I looked at my watch, it was nearly 2:00 am. The bar would remain open for another hour and a half. The place was packed as was always the case for a Friday night. The bar was located near a large university in a city well known for it’s long association with the country music industry. This created quite a mix of different lifestyles for the patrons, ranging from college co-eds to music legends to the stragglers just prayin’ for a break. The kind of break the scraggly hair, unshaven for about a week, fat man sitting at the end of the bar had experienced. The fat man had written a song three minutes and thirty two seconds long, it had shot to number one, held that position for several weeks, and eventually had a movie produced from it. His financial life was changed forever. That fact alone explained the two big busted, leggy blondes, each wearing a dress that would barely cover a six year old, perched on each side of him. The kind that are attracted to the money, either for as long as it holds out or until new money comes along.
My friend Mikey and I weren’t interested in the rest of bar goers who were packed into the room like sardines, and smelling nearly as bad by this time of night. Our eyes were riveted on the flashing blue and red lights across the street. Mikey’s plan was unfolding perfectly, so far. The way he had it worked out his pager (before cell phones dominated the earth) should go off any moment now. Then he would get up and exit the bar area by the door going into the kitchen. He would step over, around, and in between couples in various stages of sexual acts until he reached the sound proof office of the owner of the bar, where he would be let in by one of the numerous bigger than life, bodyguards who toted large caliber firearms and did an excellent job of keeping the peace when a female co-ed found herself more enamored by the rock n’ roll skinny, lead guitar player in a touring band than the physics major that had brought her to the bar with the idea of having her consume just the right amount of alcohol in hopes of whisking her back to his dorm room for some personal excitement before she or he passed out.
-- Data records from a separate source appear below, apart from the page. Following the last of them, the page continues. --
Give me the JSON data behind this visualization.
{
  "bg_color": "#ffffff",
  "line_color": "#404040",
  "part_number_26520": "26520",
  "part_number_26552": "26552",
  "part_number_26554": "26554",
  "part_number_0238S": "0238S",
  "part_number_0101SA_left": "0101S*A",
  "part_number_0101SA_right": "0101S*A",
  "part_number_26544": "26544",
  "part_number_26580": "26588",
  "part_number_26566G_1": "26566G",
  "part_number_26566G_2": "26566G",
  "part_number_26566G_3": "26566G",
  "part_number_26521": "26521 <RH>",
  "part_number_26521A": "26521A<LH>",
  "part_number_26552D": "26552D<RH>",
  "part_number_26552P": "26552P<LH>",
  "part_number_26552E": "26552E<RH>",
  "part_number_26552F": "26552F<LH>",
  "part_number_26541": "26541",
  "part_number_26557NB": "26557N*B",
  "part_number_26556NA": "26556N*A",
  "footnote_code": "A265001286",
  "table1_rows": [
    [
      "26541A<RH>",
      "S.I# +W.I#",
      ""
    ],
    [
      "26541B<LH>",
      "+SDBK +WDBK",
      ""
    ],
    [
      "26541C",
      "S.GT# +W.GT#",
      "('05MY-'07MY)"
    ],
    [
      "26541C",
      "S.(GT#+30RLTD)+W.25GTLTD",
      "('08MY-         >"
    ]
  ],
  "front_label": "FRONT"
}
Mikey would use the office phone to return the call. Probably speaking to someone at dispatch who would deliver the crushing news that his store had just been robbed of all the gold jewelry. He would then wait about 20 minutes before slipping out the back door to his waiting car. He would then drive around a couple of blocks, checking for anyone tailing him, before pulling up behind the squad car we were now watching. Mikey would then go into the throes of a business owner who could not believe his misfortune. Who could do such a thing? Especially after all his hard work. What kind of people are they? What is this world coming to? If Mikey was anything he was a great actor worthy of a Grammy award and all its accolades.
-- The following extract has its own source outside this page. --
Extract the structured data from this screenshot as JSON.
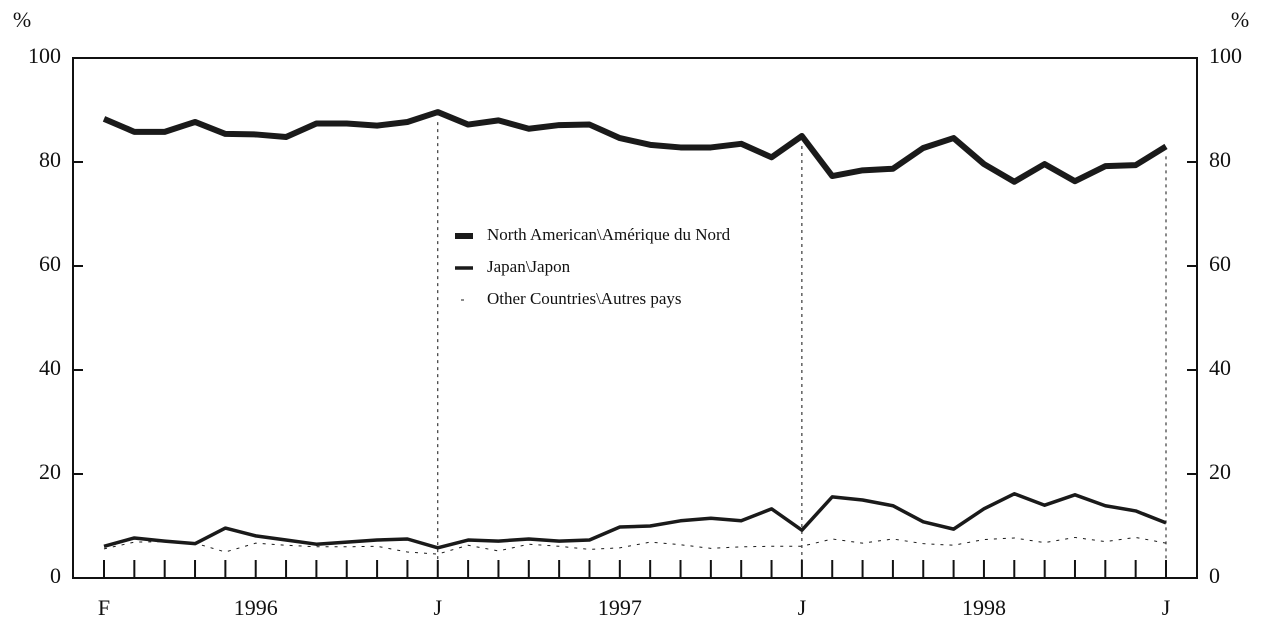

For a moment the scene faded back and my thoughts went ahead. What kind of life was this? Why aren’t there any old drug dealers? Would the women filling this room with perfume and sexual heat eventually becoming moms driving Toyota mini-vans around, filled with children, from school to soccer practice? Would they tell their husbands about the nights they went slumming with drummer of a punk rock band? Would the boys/men eventually sit on the boards of industry and make decisions about the direction of our economy? Would they be willing to marry women from this room or would they decide on someone who wasn’t so tainted, someone with not so much baggage? What would they tell their children about drugs, indiscriminate sexual coupling, and waking up in the the bushes by the business next door? Who would pull out of this morass and who wouldn’t? Who would die from an overdose, or alcohol poisoning? Who in this room would be forever damaged goods because of a relationship that went dreadfully wrong?
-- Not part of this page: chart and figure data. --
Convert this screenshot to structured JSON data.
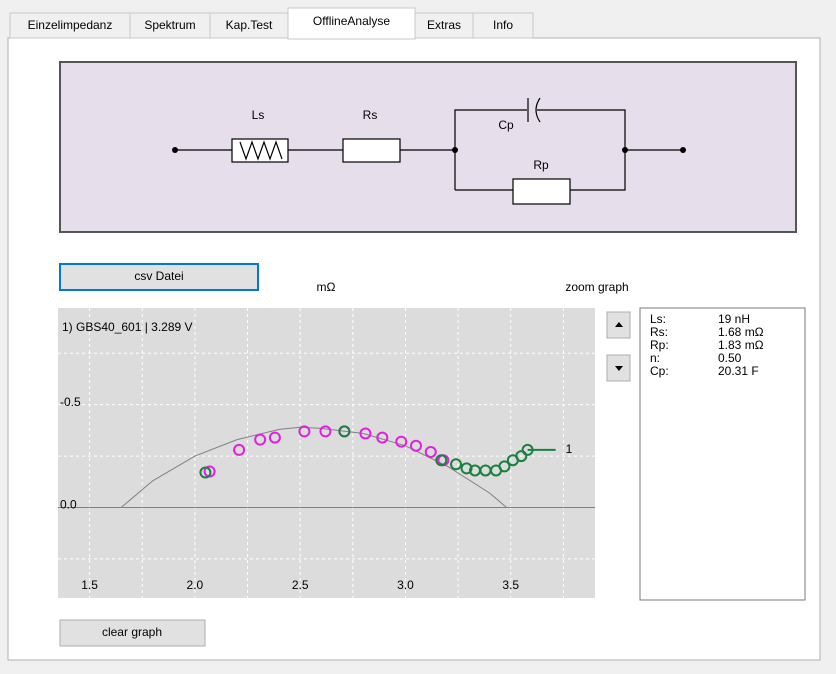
{
  "tabs": [
    "Einzelimpedanz",
    "Spektrum",
    "Kap.Test",
    "OfflineAnalyse",
    "Extras",
    "Info"
  ],
  "active_tab": 3,
  "circuit": {
    "labels": [
      "Ls",
      "Rs",
      "Cp",
      "Rp"
    ]
  },
  "buttons": {
    "csv": "csv Datei",
    "clear": "clear graph"
  },
  "unit_label": "mΩ",
  "zoom_label": "zoom graph",
  "results": [
    [
      "Ls:",
      "19 nH"
    ],
    [
      "Rs:",
      "1.68 mΩ"
    ],
    [
      "Rp:",
      "1.83 mΩ"
    ],
    [
      "n:",
      "0.50"
    ],
    [
      "Cp:",
      "20.31 F"
    ]
  ],
  "chart_data": {
    "type": "scatter",
    "title": "1) GBS40_601 | 3.289 V",
    "xlim": [
      1.35,
      3.9
    ],
    "ylim": [
      0.44,
      -0.97
    ],
    "xticks": [
      1.5,
      {
        "value": 2,
        "label": "2.0"
      },
      2.5,
      {
        "value": 3,
        "label": "3.0"
      },
      3.5
    ],
    "yticks": [
      -0.5,
      {
        "value": 0,
        "label": "0.0"
      }
    ],
    "xgrid": [
      1.75,
      2.25,
      2.75,
      3.25,
      3.75
    ],
    "ygrid": [
      -0.75,
      -0.25,
      0.25
    ],
    "grid": true,
    "series": [
      {
        "color": "#e020e0",
        "x": [
          2.07,
          2.21,
          2.31,
          2.38,
          2.52,
          2.62,
          2.71,
          2.81,
          2.89,
          2.98,
          3.05,
          3.12,
          3.18
        ],
        "values": [
          -0.175,
          -0.28,
          -0.33,
          -0.34,
          -0.37,
          -0.37,
          -0.37,
          -0.36,
          -0.34,
          -0.32,
          -0.3,
          -0.27,
          -0.23
        ]
      },
      {
        "name": "1",
        "color": "#1a8040",
        "x": [
          2.05,
          2.71,
          3.17,
          3.24,
          3.29,
          3.33,
          3.38,
          3.43,
          3.47,
          3.51,
          3.55,
          3.58
        ],
        "values": [
          -0.17,
          -0.37,
          -0.23,
          -0.21,
          -0.19,
          -0.18,
          -0.18,
          -0.18,
          -0.2,
          -0.23,
          -0.25,
          -0.28
        ]
      }
    ],
    "fit": {
      "color": "#808080",
      "x": [
        1.65,
        1.8,
        2.0,
        2.2,
        2.4,
        2.5,
        2.6,
        2.8,
        3.0,
        3.2,
        3.4,
        3.48
      ],
      "values": [
        0,
        -0.13,
        -0.25,
        -0.33,
        -0.38,
        -0.39,
        -0.385,
        -0.36,
        -0.3,
        -0.2,
        -0.07,
        0
      ]
    }
  }
}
The pager went off…and Mikey went into Act II of the evening.
More than 30 year later:
I never knew what happened to the woman I was with that night. The truth is, while I can recall the color of her hair and her long legs, I don’t remember anything else. Her name, the shape of her face, the sound of her voice all have been lost to the passage of many years.
Mikey on the other hand is a different story. He continued in the drug trade for several years and was eventually arrested after selling several ounces of cocaine to undercover DEA agents on multiple occasions. He posted bond, was released from jail and hired a defense attorney well versed in the ins and outs of plea bargaining drug charges. However, the mood of the country was beginning to change. The wild and loose era was becoming the straight and conservative era. Citizens were demanding steeper penalties for those who dealt death to their children. Mikey was looking at a couple of decades in a federal penitentiary. One morning he disappeared. They found his car along the interstate with the keys still in it. He has never been seen or heard from since. Seven years later his wife had him legally declared dead and collected one million dollars from his life insurance company. After twenty plus years she has never remarried and continues to live in the same home.
It took several years, but the questions I had that night sitting in the bar watching life pass me by, began to bear fruit. I stumbled from a shower one morning in a hotel room in downtown Columbia, Missouri with an entirely different approach to life. What exactly happened from the time I opened the shower door and stepped in until I sprawled on the bed bawling my eyes out some time later remains a mystery to me. I call it God’s grace.
All I know is those few minutes have altered my life forever.
It is not easy to write about the past. Like all of you, my past contains moments of intense pain. But I don’t write to relive the pain, or the excitement, or the so-called glory. I write to cast a light into the darkness. The light of hope. The light that says anyone can change. No one is beyond hope. It can happen anywhere, anytime, to anyone. I know…I’m living proof.